Al momento, però, l'accordo di Monaco fu ritenuto un grande successo diplomatico e fu salutato con gioia dappertutto: Hitler fu osannato dai tedeschi perché aveva ottenuto il placet da Francia e Gran Bretagna per l'annessione dei Sudeti senza colpo ferire; Mussolini fu celebrato dagli italiani come il vero artefice dell'accordo e l'unico Capo di Stato europeo capace di scongiurare la guerra; lo stesso Chamberlain tu accolto trionfalmente in Inghilterra per l'opera di mediazione che aveva intessuto con tanta pazienza e abilità.
Una delle poche voci critiche che non tardò a levarsi fu quella del Primo Lord dell'Ammiragliato britannico, Winston Churchill, che alla Camera dei Comuni commentò lapidariamente i termini dell'accordo: "Dovevate scegliere fra la guerra e il disonore.
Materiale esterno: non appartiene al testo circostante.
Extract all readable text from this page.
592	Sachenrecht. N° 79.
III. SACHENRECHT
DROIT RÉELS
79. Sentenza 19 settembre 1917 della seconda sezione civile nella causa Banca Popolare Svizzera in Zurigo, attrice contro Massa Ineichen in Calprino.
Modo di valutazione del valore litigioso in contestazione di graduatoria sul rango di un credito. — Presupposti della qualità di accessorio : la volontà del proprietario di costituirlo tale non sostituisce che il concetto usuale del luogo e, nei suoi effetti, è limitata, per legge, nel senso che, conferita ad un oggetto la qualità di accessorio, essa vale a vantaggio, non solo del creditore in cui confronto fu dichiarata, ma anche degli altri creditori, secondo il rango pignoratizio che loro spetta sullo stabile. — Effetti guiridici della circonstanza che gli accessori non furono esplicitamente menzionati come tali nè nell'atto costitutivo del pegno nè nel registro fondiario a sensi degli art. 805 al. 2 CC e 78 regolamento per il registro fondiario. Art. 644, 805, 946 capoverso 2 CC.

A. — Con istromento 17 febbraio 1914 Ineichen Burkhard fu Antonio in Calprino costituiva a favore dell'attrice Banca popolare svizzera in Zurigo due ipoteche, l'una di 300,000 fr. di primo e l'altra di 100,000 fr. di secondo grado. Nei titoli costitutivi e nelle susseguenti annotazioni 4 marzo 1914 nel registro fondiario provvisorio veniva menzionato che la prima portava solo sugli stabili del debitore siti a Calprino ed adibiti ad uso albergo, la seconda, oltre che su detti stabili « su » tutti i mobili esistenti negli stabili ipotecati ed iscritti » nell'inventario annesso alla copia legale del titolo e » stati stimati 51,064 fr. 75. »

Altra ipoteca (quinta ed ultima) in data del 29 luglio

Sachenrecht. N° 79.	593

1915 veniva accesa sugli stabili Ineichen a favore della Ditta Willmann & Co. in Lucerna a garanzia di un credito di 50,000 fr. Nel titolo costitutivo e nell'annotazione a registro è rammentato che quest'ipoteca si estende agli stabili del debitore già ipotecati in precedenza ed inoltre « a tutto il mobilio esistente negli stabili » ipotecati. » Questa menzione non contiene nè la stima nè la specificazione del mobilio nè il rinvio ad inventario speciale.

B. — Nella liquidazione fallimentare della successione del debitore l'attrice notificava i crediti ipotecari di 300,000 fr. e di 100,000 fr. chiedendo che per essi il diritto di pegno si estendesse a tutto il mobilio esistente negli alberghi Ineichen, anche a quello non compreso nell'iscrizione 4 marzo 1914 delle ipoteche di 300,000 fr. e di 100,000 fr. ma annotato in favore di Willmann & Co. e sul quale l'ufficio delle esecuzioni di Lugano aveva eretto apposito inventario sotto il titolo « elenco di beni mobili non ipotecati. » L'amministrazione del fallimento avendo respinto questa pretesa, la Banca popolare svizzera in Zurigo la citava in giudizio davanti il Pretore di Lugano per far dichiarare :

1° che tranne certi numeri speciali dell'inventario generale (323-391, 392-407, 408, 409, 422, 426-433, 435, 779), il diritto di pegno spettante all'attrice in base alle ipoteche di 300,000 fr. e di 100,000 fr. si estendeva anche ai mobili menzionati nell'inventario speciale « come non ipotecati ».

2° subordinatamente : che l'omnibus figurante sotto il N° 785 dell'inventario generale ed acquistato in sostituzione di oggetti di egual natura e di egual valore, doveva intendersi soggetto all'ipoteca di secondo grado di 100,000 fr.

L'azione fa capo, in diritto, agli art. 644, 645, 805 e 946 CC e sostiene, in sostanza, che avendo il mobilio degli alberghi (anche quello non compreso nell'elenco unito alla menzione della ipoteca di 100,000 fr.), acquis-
Avete scelto il disonore e avrete la guerra". Mai profezia fu più tristemente azzeccata.
Questa è la cornice storica in cui viene ambientato questo romanzo che l'autore ricostruisce con minutissima precisione e perfetta aderenza ai fatti, tanto da poterlo considerare alla stregua di un saggio storico.
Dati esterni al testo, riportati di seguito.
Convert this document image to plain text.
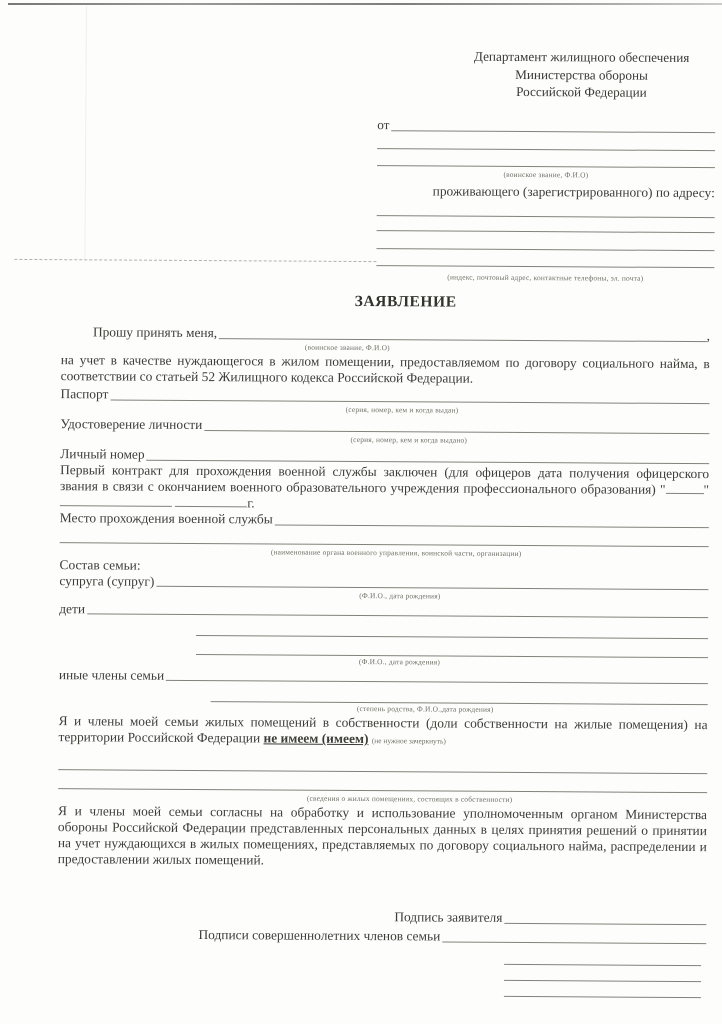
Департамент жилищного обеспечения
Министерства обороны
Российской Федерации
от
(воинское звание, Ф.И.О)
проживающего (зарегистрированного) по адресу:
(индекс, почтовый адрес, контактные телефоны, эл. почта)
ЗАЯВЛЕНИЕ
Прошу принять меня,	,
(воинское звание, Ф.И.О)
на учет в качестве нуждающегося в жилом помещении, предоставляемом по договору социального найма, в соответствии со статьей 52 Жилищного кодекса Российской Федерации.
Паспорт
(серия, номер, кем и когда выдан)
Удостоверение личности
(серия, номер, кем и когда выдано)
Личный номер
Первый контракт для прохождения военной службы заключен (для офицеров дата получения офицерского звания в связи с окончанием военного образовательного учреждения профессионального образования) "	"  г.
Место прохождения военной службы
(наименование органа военного управления, воинской части, организации)
Состав семьи:
супруга (супруг)
(Ф.И.О., дата рождения)
дети
(Ф.И.О., дата рождения)
иные члены семьи
(степень родства, Ф.И.О.,дата рождения)
Я и члены моей семьи жилых помещений в собственности (доли собственности на жилые помещения) на территории Российской Федерации не имеем (имеем) (не нужное зачеркнуть)
(сведения о жилых помещениях, состоящих в собственности)
Я и члены моей семьи согласны на обработку и использование уполномоченным органом Министерства обороны Российской Федерации представленных персональных данных в целях принятия решений о принятии на учет нуждающихся в жилых помещениях, представляемых по договору социального найма, распределении и предоставлении жилых помещений.
Подпись заявителя
Подписи совершеннолетних членов семьи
Le uniche concessioni alla fantasia sono i punti di vista dei due personaggi chiave del romanzo: Hugh Legat, segretario del Primo Ministro britannico e Paul Von Hartmann, funzionario del Ministero degli Esteri tedesco.
I due si conoscono perché hanno studiato insieme ad Oxford molti anni prima. Adesso, nel mentre gli eventi stanno precipitando per i rispettivi Paesi e dove è chiaro che la pace è quantomai fragile e appesa ad un filo, affiorano i loro valori e le loro idee, nel contrasto irrisolvibile fra gli ideali patriottici e la coscienza individuale.
Una lettura istruttiva e avvincente. Utile anche per un doveroso e sano esercizio di memoria. Perché dimenticare gli errori di ieri è il primo passo per precipitare nelle catastrofi di domani.